Cela incite à rechercher le bien de nos proches. Dans sa lettre aux chrétiens de Rome, Saint Paul les a exhortés ainsi : « Ne te laisse pas vaincre par le mal, mais combats le mal par le bien» (Rm 12,21). C’est un sentiment que tous nous pouvons imiter. La sollicitude religieuse pour le bien de notre prochain, qui provient d’un cœur ouvert, coule comme un vaste fleuve, en irriguant les terres arides et désertes de la haine, de la corruption, de la pauvreté et de la violence qui dégrade tellement les vies humaines, divise les familles et défigure le don de la création. Les diverses communautés religieuses du Bangladesh ont embrassé cette route d’une manière particulière dans l’engagement à prendre soin de la terre, notre maison commune, et dans la réponse aux catastrophes naturelles qui ont affligé la nation au cours de ces dernières années. Je pense aussi à la manifestation commune de douleur, de prière et de solidarité qui a accompagné le tragique écroulement du Rana Plaza, qui demeure imprimé dans l’esprit de tous. Dans ces diverses expressions, nous voyons combien le chemin de la bonté conduit à la coopération au service des autres.

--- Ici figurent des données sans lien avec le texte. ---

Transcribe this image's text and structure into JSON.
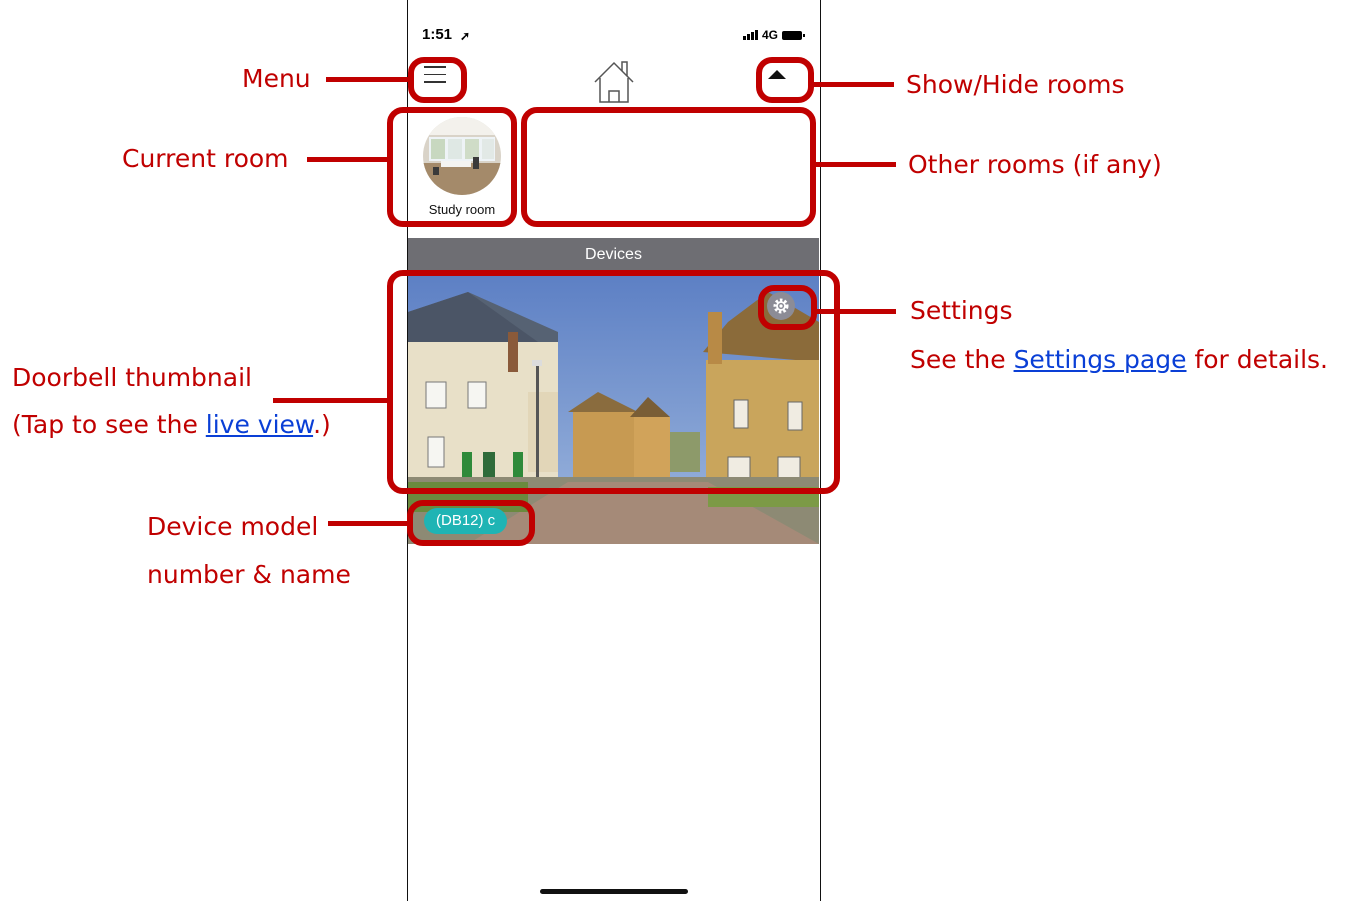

Un esprit d’ouverture, d’acceptation et de coopération entre les croyants ne contribue pas simplement à une culture d’harmonie et de paix ; celui-ci est son cœur battant. Comme notre monde a besoin de ce cœur qui bat avec force, pour contrer le virus de la corruption politique, les idéologies religieuses destructrices, la tentation de fermer les yeux face aux besoins des pauvres, des réfugiés, des minorités persécutées et des plus vulnérables ! Cette ouverture est nécessaire pour accueillir les personnes de notre monde, spécialement les jeunes, qui parfois se sentent seuls et déconcertés dans la recherche du sens de la vie !
Chers amis, je vous remercie pour vos efforts à promouvoir la culture de la rencontre, et je prie pour qu’avec la démonstration de l’engagement commun des adeptes des religions à discerner le bien et à le mettre en pratique, nous aidions tous les croyants à grandir dans la sagesse et dans la sainteté, et à coopérer pour construire un monde toujours plus humain, uni et pacifique. J’ouvre mon cœur à vous tous et je vous remercie encore une fois de votre accueil. Souvenons-nous les uns des autres dans nos prières.